其二是痕迹种Procolophonichnium haarmuehlensis。这也是一种半跖行性、五指的四足动物足迹,但它要小于上面的cf. Circapalmichnus isp。这些化石的第一指到第三指长度依次递增,第三指和第四指长度相差不大。前四指保存状态都比较好,而第五指保存状态较差,但基本仍与前四指有连接。这种痕迹种一般被认为是某种副爬行动物或者是某种兽头亚目,但是这种化石与其它已确认为副爬行动物的痕迹化石的共同特征不明显,加之兽头亚目在那个时代已灭绝,所以它的归属还有待讨论。


有关去年副爬研究的整理到这里就结束了,总的来说,今年的副爬研究是让人非常满足的,在科学家们不懈的努力之下,我们离完成副爬行动物这块大拼图又近了一步。而在去年年底的SVP年会上,两队科学家公布了他们会在未来发表的有关于副爬的研究。
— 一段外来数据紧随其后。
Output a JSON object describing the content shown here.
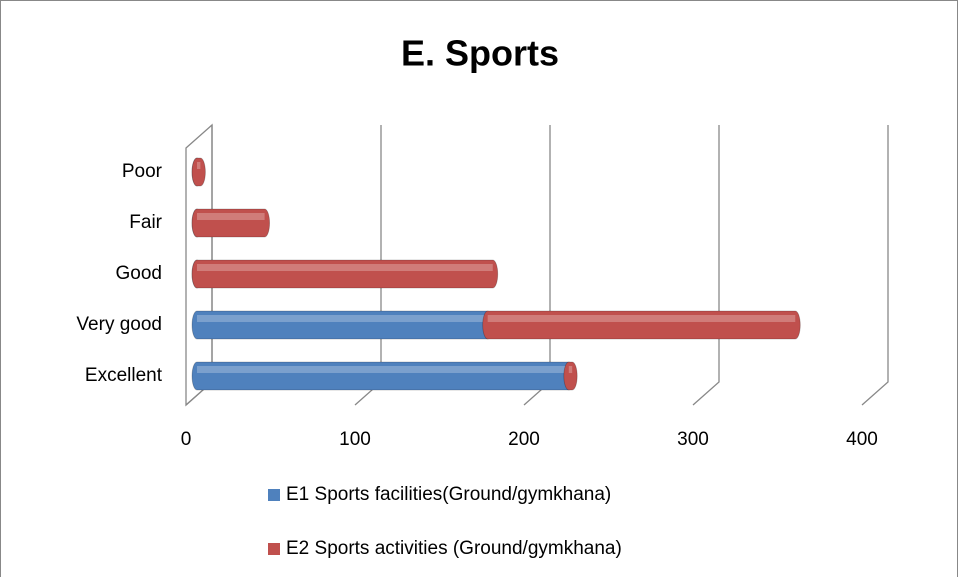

其中一队科学家研究了35种前棱蜥科成员的齿列,并且分出了四种基本的牙齿形态,这四种形态分别对应虫食性、杂食性、硬物食性以及纯植食性。前棱蜥科内部牙齿的演化证明了其在晚二叠世—早三叠世的辐射演化期间占领了多个生态位。同时,他们在报告里还提到了前棱蜥科颞区的变化也与生态形态多样化有关联。
另一队科学家利用CT扫描对分类未定,曾经长时间被归类为前棱蜥科的托氏三尖牙龙(Tricuspisaurus thomasi)以及意外变换牙龙(Variodens inopinatus)进行了再研究,研究显示它们并非前棱蜥类而是属于怪异龙类的三棱龙科。而如果它们属于三棱龙科,那么欧洲便有了确切的三棱龙科记录。
在未来,或许会有更多振奋人心的消息出现,它们当中可能蕴含着解开副爬行动物乃至是整个蜥形纲谜题的密码,但充满变数的国际形势以及随时会再次爆发的疫情则让未来充满了变数,日后副爬将会带给我们什么惊喜,我不知道,但作为一个见证者,我对它们充满了期待。